Cardinal Napier believes that this requires explaining the Catholic position in terms of "ethical and moral principles rather than simply a doctrinal position we have adopted."

Auxiliart Bishop Donald Sproxton from the Perth archdiocese is attending the conference as chairman of Australia's Bishops' Commission for Health and Community Services.

He spoke to CNA after participating in a round table discussion on "Catholic Hospitals in a Changing World."

"The unique thing we have in Australia is the partnership the Catholic Church is able to develop with the government in providing structure for health in a government hospital," he reported.

In fact, the Church recently inked a government contract to run a public hospital for 23 years.

"We are discovering that in a secular society there are many who are very critical of the Church running a public hospital," he said, noting that Catholic health care in Australia is growing.

He also said that the conference is examining how each diocese can effectively maintain their hospitals' Catholic identity, given the continuing decrease in consecrated religious to run them. One way is for the Church to create ethics committees at hospitals.

Bishop Sproxton had been chatting with a colleague, Rowena McNally, deputy chair of Catholic Health Australia's Stewardship Board.

She said she was heartened to hear the conference addressing issues such as increasing Catholic evangelization efforts within health care, countering threats to Catholic identity from anti-Christian secularism, and how to maintain Catholic healthcare "which remains true to the Gospel and where many of our employees and patients are not Catholic."

Two of the conference papers that were presented are especially pertinent to much of the developed world, Australia in particular, McNally noted.

One addressed secular pressure to disrespect life at its beginning and end, from contraception and abortion at one end, to euthanasia at the other. The other submission concerned the valuable role of research in medicine and conducting it according to Church teaching.

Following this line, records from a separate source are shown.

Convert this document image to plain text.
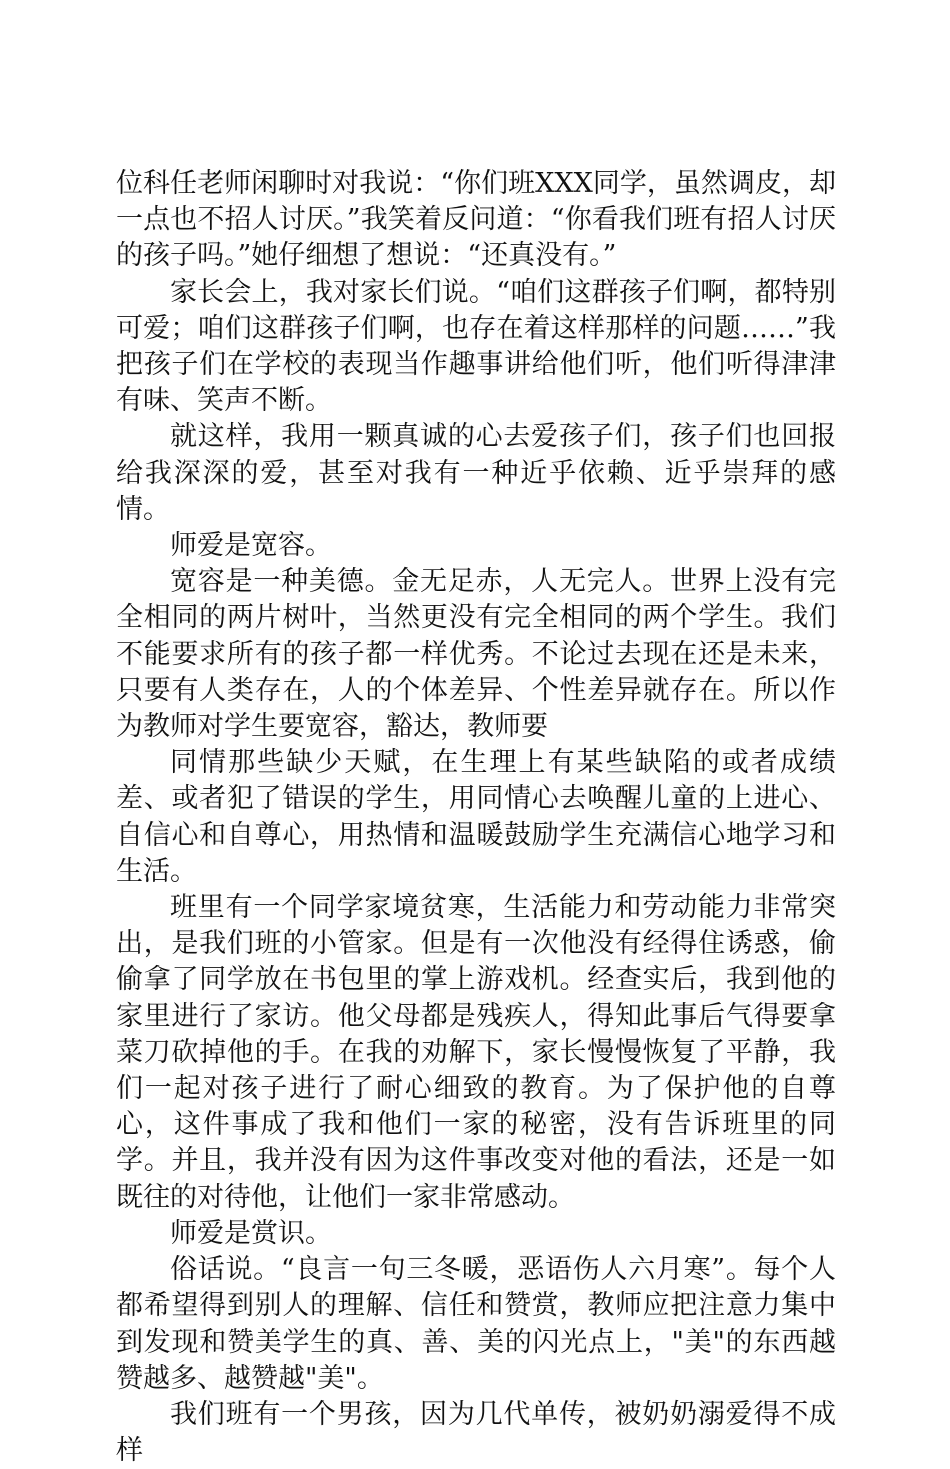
位科任老师闲聊时对我说：“你们班XXX同学，虽然调皮，却一点也不招人讨厌。”我笑着反问道：“你看我们班有招人讨厌的孩子吗。”她仔细想了想说：“还真没有。”

家长会上，我对家长们说。“咱们这群孩子们啊，都特别可爱；咱们这群孩子们啊，也存在着这样那样的问题……”我把孩子们在学校的表现当作趣事讲给他们听，他们听得津津有味、笑声不断。

就这样，我用一颗真诚的心去爱孩子们，孩子们也回报给我深深的爱，甚至对我有一种近乎依赖、近乎崇拜的感情。

师爱是宽容。

宽容是一种美德。金无足赤，人无完人。世界上没有完全相同的两片树叶，当然更没有完全相同的两个学生。我们不能要求所有的孩子都一样优秀。不论过去现在还是未来，只要有人类存在，人的个体差异、个性差异就存在。所以作为教师对学生要宽容，豁达，教师要

同情那些缺少天赋，在生理上有某些缺陷的或者成绩差、或者犯了错误的学生，用同情心去唤醒儿童的上进心、自信心和自尊心，用热情和温暖鼓励学生充满信心地学习和生活。

班里有一个同学家境贫寒，生活能力和劳动能力非常突出，是我们班的小管家。但是有一次他没有经得住诱惑，偷偷拿了同学放在书包里的掌上游戏机。经查实后，我到他的家里进行了家访。他父母都是残疾人，得知此事后气得要拿菜刀砍掉他的手。在我的劝解下，家长慢慢恢复了平静，我们一起对孩子进行了耐心细致的教育。为了保护他的自尊心，这件事成了我和他们一家的秘密，没有告诉班里的同学。并且，我并没有因为这件事改变对他的看法，还是一如既往的对待他，让他们一家非常感动。

师爱是赏识。

俗话说。“良言一句三冬暖，恶语伤人六月寒”。每个人都希望得到别人的理解、信任和赞赏，教师应把注意力集中到发现和赞美学生的真、善、美的闪光点上，"美"的东西越赞越多、越赞越"美"。

我们班有一个男孩，因为几代单传，被奶奶溺爱得不成样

McNally said that while embryonic stem cell research is a "potential issue" in Australia, science is showing that using adult stem cells "is perfectly effective, which solves a lot of problems."

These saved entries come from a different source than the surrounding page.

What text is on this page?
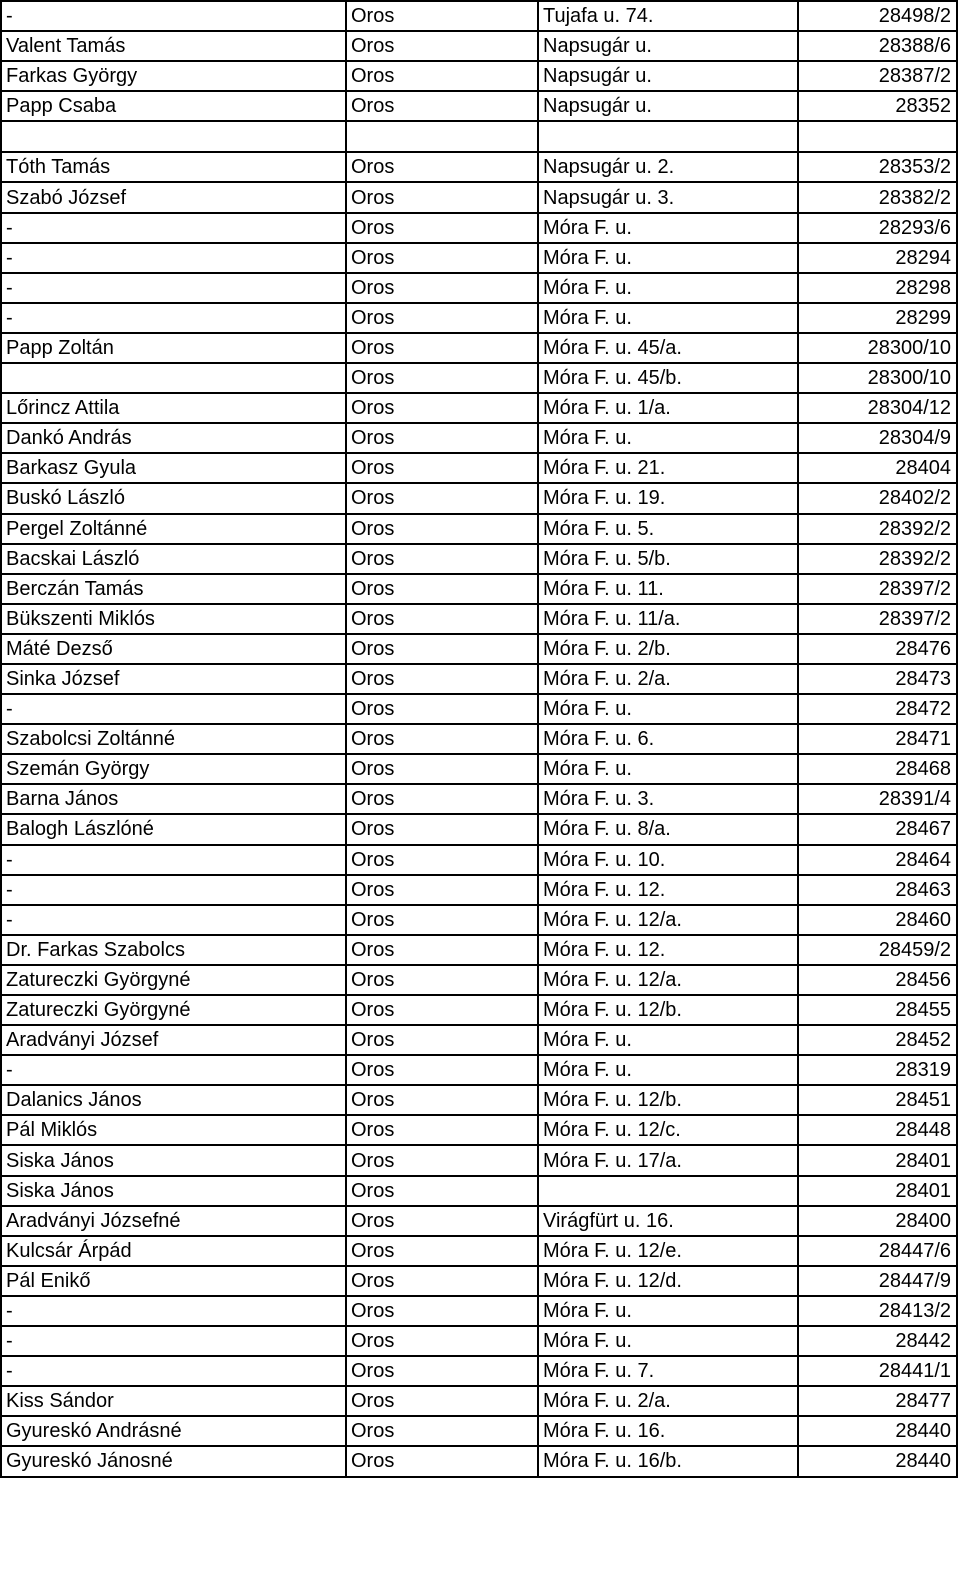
-	Oros	Tujafa u. 74.	28498/2
Valent Tamás	Oros	Napsugár u.	28388/6
Farkas György	Oros	Napsugár u.	28387/2
Papp Csaba	Oros	Napsugár u.	28352

Tóth Tamás	Oros	Napsugár u. 2.	28353/2
Szabó József	Oros	Napsugár u. 3.	28382/2
-	Oros	Móra F. u.	28293/6
-	Oros	Móra F. u.	28294
-	Oros	Móra F. u.	28298
-	Oros	Móra F. u.	28299
Papp Zoltán	Oros	Móra F. u. 45/a.	28300/10
	Oros	Móra F. u. 45/b.	28300/10
Lőrincz Attila	Oros	Móra F. u. 1/a.	28304/12
Dankó András	Oros	Móra F. u.	28304/9
Barkasz Gyula	Oros	Móra F. u. 21.	28404
Buskó László	Oros	Móra F. u. 19.	28402/2
Pergel Zoltánné	Oros	Móra F. u. 5.	28392/2
Bacskai László	Oros	Móra F. u. 5/b.	28392/2
Berczán Tamás	Oros	Móra F. u. 11.	28397/2
Bükszenti Miklós	Oros	Móra F. u. 11/a.	28397/2
Máté Dezső	Oros	Móra F. u. 2/b.	28476
Sinka József	Oros	Móra F. u. 2/a.	28473
-	Oros	Móra F. u.	28472
Szabolcsi Zoltánné	Oros	Móra F. u. 6.	28471
Szemán György	Oros	Móra F. u.	28468
Barna János	Oros	Móra F. u. 3.	28391/4
Balogh Lászlóné	Oros	Móra F. u. 8/a.	28467
-	Oros	Móra F. u. 10.	28464
-	Oros	Móra F. u. 12.	28463
-	Oros	Móra F. u. 12/a.	28460
Dr. Farkas Szabolcs	Oros	Móra F. u. 12.	28459/2
Zatureczki Györgyné	Oros	Móra F. u. 12/a.	28456
Zatureczki Györgyné	Oros	Móra F. u. 12/b.	28455
Aradványi József	Oros	Móra F. u.	28452
-	Oros	Móra F. u.	28319
Dalanics János	Oros	Móra F. u. 12/b.	28451
Pál Miklós	Oros	Móra F. u. 12/c.	28448
Siska János	Oros	Móra F. u. 17/a.	28401
Siska János	Oros		28401
Aradványi Józsefné	Oros	Virágfürt u. 16.	28400
Kulcsár Árpád	Oros	Móra F. u. 12/e.	28447/6
Pál Enikő	Oros	Móra F. u. 12/d.	28447/9
-	Oros	Móra F. u.	28413/2
-	Oros	Móra F. u.	28442
-	Oros	Móra F. u. 7.	28441/1
Kiss Sándor	Oros	Móra F. u. 2/a.	28477
Gyureskó Andrásné	Oros	Móra F. u. 16.	28440
Gyureskó Jánosné	Oros	Móra F. u. 16/b.	28440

The conference will conclude with a Nov. 17 Mass in St. Peter's Basilica and an address from Pope Benedict XVI.

The Pontifical Council for Health Care Workers was established by Blessed Pope John Paul II to provide a forum to discuss Catholic-related healthcare issues. Some 120,000 Catholic healthcare facilities operate worldwide, putting into practice Christ's command in St. Matthew's gospel to "Go, preach, and heal the sick."